When summer arrives, and until October, the Padrón peppers are very typical in Galician meals, of which it is always said that uns pican e outros non (“some bite and some don´t”). Currently there are four Protected Geographical Indications (PGI) and a Protected Designation of Origin (PDO) in the field of Galician peppers, which guarantee the quality of these peppers that, today, due to their fame and demand, are also grown in the Levante, in Andalusia and even in Morocco.

The Protected Designation of Origin is Pementos de Herbón, undoubtedly the most famous Galician pepper. It was in Herbón, a parish in the municipality of Padrón (hence the term “Padrón peppers” is used to refer to many of the green peppers of Galician origin), where the Galician pepper history began, as they were Franciscan monks of Herbon´s convent, those who brought the seeds of this Central American plant (Capsicum annuum) to Galician soil in the 17th century. Since then they have advanced in its cultivation by selecting suitable varieties, developing a pepper that almost never bites from a plant in essence spicy, and obtaining a product fully adapted to the Galician climate. During the following century, the cultivation of these peppers spread, first in the area of ​​influence of the convent, and later along the roads to Santiago, until it became a typical product of the Galician diet.

The current PDO of Pementos de Herbón encompasses the A Coruña municipalities of Padrón, Dodro and Rois, and the Pontevedrese ones of Pontecesures and Valga. These peppers, which are between five and ten centimeters in size, are grown mainly in the valleys of the Sar and the Ulla rivers. The agriculture of the area maintains a lot of knowledge inherited from those pioneering Franciscan monks; forms and customs that affect the treatment of peppers and the selection of those that bite and those that do not: the gatherers, mainly women, recognize by their shape and attributes the possible spiciness of the pepper; and they place in the bags prepared for the consumer one spicy pepper for every five normal ones. 

The Arnoia PGI peppers are typical of the Minho and Arnoia valleys and, like almost all the traditional varieties of Galician peppers, these have a gastronomic festival in their honor: the Festa do Pemento de Arnoia. In relation to the Herbón peppers, those of Arnoia are somewhat smaller in size, somewhat more plump in shape and with smoother skin; also, they never bite. Like all the peppers that we will deal with today, those of Arnoia are collected green, that is, in an immature state. 

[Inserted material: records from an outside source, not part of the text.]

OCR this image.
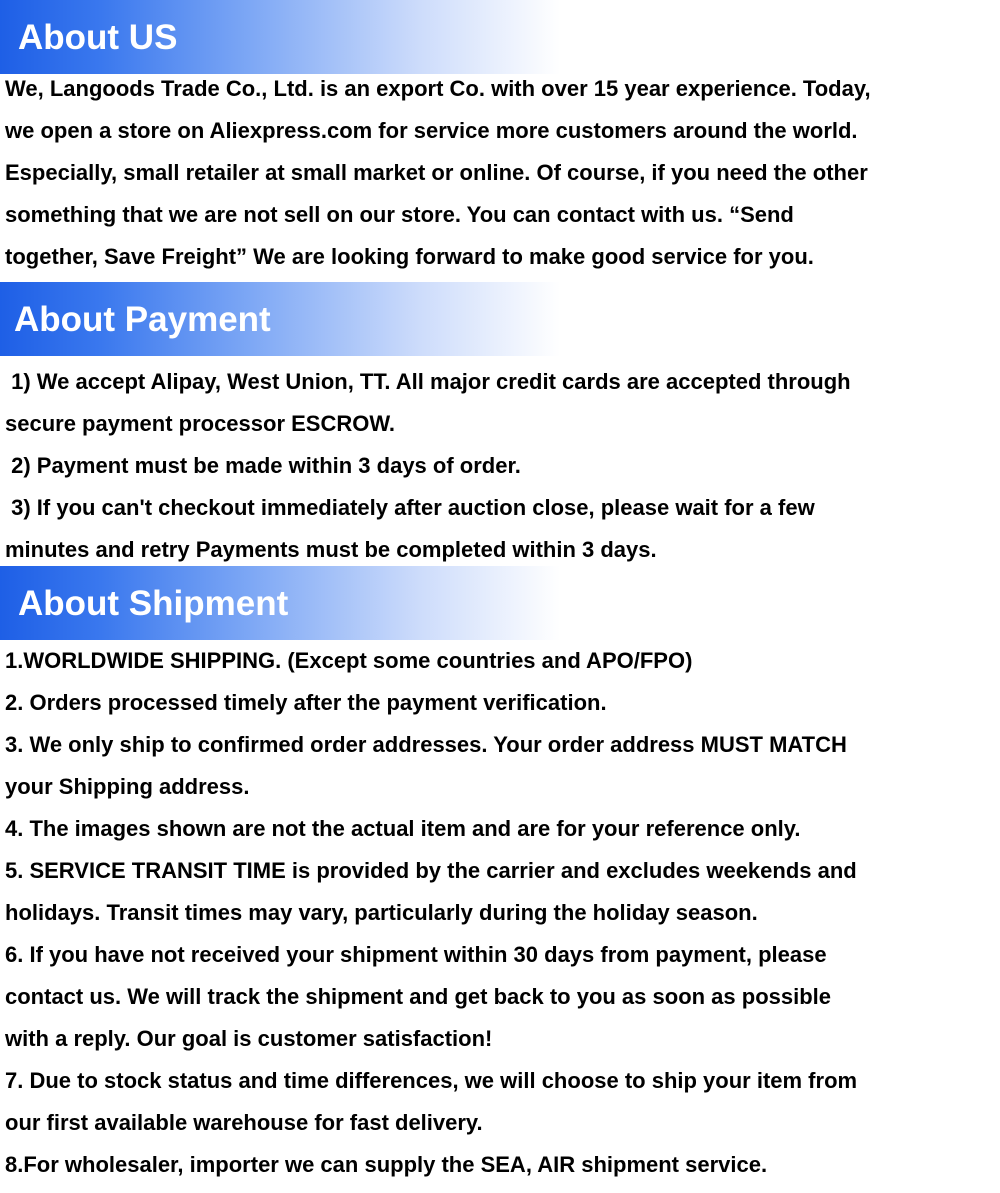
About US
We, Langoods Trade Co., Ltd. is an export Co. with over 15 year experience. Today,
we open a store on Aliexpress.com for service more customers around the world.
Especially, small retailer at small market or online. Of course, if you need the other
something that we are not sell on our store. You can contact with us. “Send
together, Save Freight” We are looking forward to make good service for you.
About Payment
1) We accept Alipay, West Union, TT. All major credit cards are accepted through
secure payment processor ESCROW.
2) Payment must be made within 3 days of order.
3) If you can't checkout immediately after auction close, please wait for a few
minutes and retry Payments must be completed within 3 days.
About Shipment
1.WORLDWIDE SHIPPING. (Except some countries and APO/FPO)
2. Orders processed timely after the payment verification.
3. We only ship to confirmed order addresses. Your order address MUST MATCH
your Shipping address.
4. The images shown are not the actual item and are for your reference only.
5. SERVICE TRANSIT TIME is provided by the carrier and excludes weekends and
holidays. Transit times may vary, particularly during the holiday season.
6. If you have not received your shipment within 30 days from payment, please
contact us. We will track the shipment and get back to you as soon as possible
with a reply. Our goal is customer satisfaction!
7. Due to stock status and time differences, we will choose to ship your item from
our first available warehouse for fast delivery.
8.For wholesaler, importer we can supply the SEA, AIR shipment service.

The Pemento do Couto, which also has a PGI, receives its name from the Mosterio do Couto, popular name of the Mosteiro de San Martiño de Xuvia (“Monastery of Saint Martin of Xuvia”), which is located in the O Couto neighborhood, in Narón. It seems that it was the local Cluniac monks who selected and developed the varieties that would end up giving rise to the O Couto pepper, which is grown today throughout Ferrolterra (the name by which the Ferrol region is known). With a spindly figure and somewhat hard, almost cylindrical, the peppers from O Couto are not biting either.

The Mougán pepper, which also has a PGI, is grown in Guntín, in the province of Lugo, in valleys that have an optimal microclimate and soil. The name of these peppers comes from the parish of Mougán, from where the transport for the distribution of this fruit in the markets of the area started. In terms of shape, these peppers are flat and wide, with strong skin and a lot of meat inside.

The Oímbra pepper, grown in the region of Verín, in Ourense, in the valleys of the Támega and its tributaries, also has PGI. They have the most particular appearance among the peppers discussed so far, as they have a yellowish color and a pointed shape. They taste sweet, and they never bite.

The truth is that in Galicia many other types and varieties of peppers are grown, whether they are green like those from Seixalbo (which came to be called “Seixalbo steaks” in times of scarcity) or of a different color, like the bell peppers from Cambados. The world of Galician peppers is undoubtedly a world tied to tradition, which already has several centuries of history, and to the palate, which every summer can delight in a wide range of these multifaceted fruits that can be sweet or spicy, but always tasty.